Only four days later, KCR as he is known, has made a controversial statement at odds with that sentiment. Speaking to reporters in Telugu, the TRS leader suggested that all government employees belonging to the coastal and southern districts of Andhra Pradesh who have illegally taken jobs that belong to Telangana people, must go back to the region they belong to.
He also promised that all employees on contract who belong to the Telangana region will be regularised.
Technically, KCR is right. A government order famously called GO 610 had in 1985 identified that 59,000 employees belonging to regions outside Telangana had taken jobs that should have come to people of Telangana. They were to be sent back.
The perception that jobs that should have come to locals have been taken away by 'outsiders' has been one of the main grouses of people who were fighting for a separate Telangana state. They believe as on today at least 1.5 lakh locals have been denied jobs that have been taken away by 'outsiders'.
After GO 610, the Girlani Committee had in 2005 specified criterion on the basis of local and non-local would be defined.
Government employees from outside Telangana but living here have been worried about being asked to go back once the state is divided. KCR's statement sharpens the 'us versus them' perception, putting people of the two regions in adversarial positions.
Devi Prasad of the Telangana Non-Gazetted Officers Association says they are not demanding that non-locals must be sent back. "Our fight was against the government for a separate state. The fight is not between us as people," he says.
The decision on Telangana has triggered protests in the two other regions of the state - collectively known as Seemandhra - where people favour a united Andhra Pradesh. They fear that a split will leave them with much less access to resources and opportunities.

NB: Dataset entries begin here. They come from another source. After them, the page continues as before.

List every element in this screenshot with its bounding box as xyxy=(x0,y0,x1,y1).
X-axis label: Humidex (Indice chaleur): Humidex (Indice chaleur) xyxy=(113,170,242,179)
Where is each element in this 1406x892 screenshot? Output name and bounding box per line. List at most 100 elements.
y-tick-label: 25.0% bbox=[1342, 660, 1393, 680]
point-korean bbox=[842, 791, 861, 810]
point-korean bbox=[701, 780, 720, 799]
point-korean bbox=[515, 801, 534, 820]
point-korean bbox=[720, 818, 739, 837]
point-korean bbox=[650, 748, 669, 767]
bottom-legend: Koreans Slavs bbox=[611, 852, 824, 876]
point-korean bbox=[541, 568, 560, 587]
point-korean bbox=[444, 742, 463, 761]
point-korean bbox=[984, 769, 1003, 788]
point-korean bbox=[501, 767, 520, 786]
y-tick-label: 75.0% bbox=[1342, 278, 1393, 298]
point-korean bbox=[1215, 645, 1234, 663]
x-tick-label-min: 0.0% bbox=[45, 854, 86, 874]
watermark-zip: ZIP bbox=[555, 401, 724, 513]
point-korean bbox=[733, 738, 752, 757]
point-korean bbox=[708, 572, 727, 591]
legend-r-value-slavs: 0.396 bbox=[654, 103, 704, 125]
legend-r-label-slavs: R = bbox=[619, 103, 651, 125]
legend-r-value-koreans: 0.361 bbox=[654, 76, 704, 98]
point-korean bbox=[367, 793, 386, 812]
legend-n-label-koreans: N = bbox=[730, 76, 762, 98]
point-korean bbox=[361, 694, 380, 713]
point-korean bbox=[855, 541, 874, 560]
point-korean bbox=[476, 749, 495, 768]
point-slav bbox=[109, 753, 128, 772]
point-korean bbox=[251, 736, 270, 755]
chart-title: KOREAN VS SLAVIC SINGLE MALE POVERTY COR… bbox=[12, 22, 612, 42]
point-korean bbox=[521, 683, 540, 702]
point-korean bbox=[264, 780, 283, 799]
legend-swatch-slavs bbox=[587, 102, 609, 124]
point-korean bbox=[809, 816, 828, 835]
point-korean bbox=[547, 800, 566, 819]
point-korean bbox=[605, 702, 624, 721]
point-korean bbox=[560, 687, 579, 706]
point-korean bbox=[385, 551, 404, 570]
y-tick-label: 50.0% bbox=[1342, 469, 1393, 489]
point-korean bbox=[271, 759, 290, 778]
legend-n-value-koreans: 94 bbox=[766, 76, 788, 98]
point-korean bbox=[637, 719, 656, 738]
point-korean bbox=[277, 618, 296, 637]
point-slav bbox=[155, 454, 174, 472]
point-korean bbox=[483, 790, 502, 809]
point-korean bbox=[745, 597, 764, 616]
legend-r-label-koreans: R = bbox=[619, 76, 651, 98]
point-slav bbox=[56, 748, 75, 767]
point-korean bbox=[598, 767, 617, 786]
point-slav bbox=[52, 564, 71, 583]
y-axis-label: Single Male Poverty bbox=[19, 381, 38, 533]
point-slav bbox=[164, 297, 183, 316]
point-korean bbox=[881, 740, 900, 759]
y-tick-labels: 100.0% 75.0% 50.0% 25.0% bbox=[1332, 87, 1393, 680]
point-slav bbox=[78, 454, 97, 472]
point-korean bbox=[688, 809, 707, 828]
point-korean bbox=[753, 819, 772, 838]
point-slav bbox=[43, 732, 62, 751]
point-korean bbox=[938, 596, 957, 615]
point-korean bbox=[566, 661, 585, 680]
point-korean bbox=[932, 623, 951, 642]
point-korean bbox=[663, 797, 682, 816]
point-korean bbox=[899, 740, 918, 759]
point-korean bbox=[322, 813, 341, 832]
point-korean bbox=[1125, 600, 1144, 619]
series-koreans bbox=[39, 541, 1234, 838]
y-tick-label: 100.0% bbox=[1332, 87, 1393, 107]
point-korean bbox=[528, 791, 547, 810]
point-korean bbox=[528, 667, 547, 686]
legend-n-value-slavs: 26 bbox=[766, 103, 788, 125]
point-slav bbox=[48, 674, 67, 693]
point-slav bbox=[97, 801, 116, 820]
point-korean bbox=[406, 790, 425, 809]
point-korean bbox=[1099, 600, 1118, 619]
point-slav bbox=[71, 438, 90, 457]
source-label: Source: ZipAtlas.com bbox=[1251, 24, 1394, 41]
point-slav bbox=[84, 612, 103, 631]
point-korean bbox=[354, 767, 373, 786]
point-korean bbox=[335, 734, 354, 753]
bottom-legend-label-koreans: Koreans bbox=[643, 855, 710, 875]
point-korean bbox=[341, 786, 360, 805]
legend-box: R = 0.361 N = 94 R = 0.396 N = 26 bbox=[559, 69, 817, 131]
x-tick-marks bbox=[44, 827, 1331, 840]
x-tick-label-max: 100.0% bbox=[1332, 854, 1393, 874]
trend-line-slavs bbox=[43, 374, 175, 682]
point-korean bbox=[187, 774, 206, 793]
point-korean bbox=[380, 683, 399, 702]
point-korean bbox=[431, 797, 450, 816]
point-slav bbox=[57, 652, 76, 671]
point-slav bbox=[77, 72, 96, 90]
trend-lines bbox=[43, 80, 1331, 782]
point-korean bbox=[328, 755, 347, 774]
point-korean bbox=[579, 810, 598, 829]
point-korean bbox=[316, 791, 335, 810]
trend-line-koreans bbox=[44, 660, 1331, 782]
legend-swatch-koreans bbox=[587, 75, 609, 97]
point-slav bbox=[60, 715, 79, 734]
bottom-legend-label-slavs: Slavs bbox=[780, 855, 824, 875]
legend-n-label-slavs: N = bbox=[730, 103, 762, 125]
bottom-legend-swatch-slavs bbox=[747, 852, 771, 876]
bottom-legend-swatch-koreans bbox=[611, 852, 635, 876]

Many people from these regions work and live in the capital city of Hyderabad, which, under the formula suggested by the Congress will be a common capital for ten years and then will be part of the new Telangana state, while the other state will have to look for its own capital city.
The raison de etre of Mr Rao's party was to ensure that a separate Telangana state be carved out of Andhra Pradesh. He has been the face of the Telangana movement in recent years; his hungerstrike in 2009 for the cause triggered a resurrection of the demand in the shape of violent protests and demonstrations that forced the Centre to promise a new state.
So while his party holds only 17 of the 119 Assembly seats from the Telangana region in the current Andhra Pradesh Assembly, KCR expects to be at the forefront of political activity and government formation when a new state is created.
The Congress has made overtures suggesting that he merge his party with it; a suggestion that KCR, since Monday's announcement, repeatedly pushed aside to be considered later.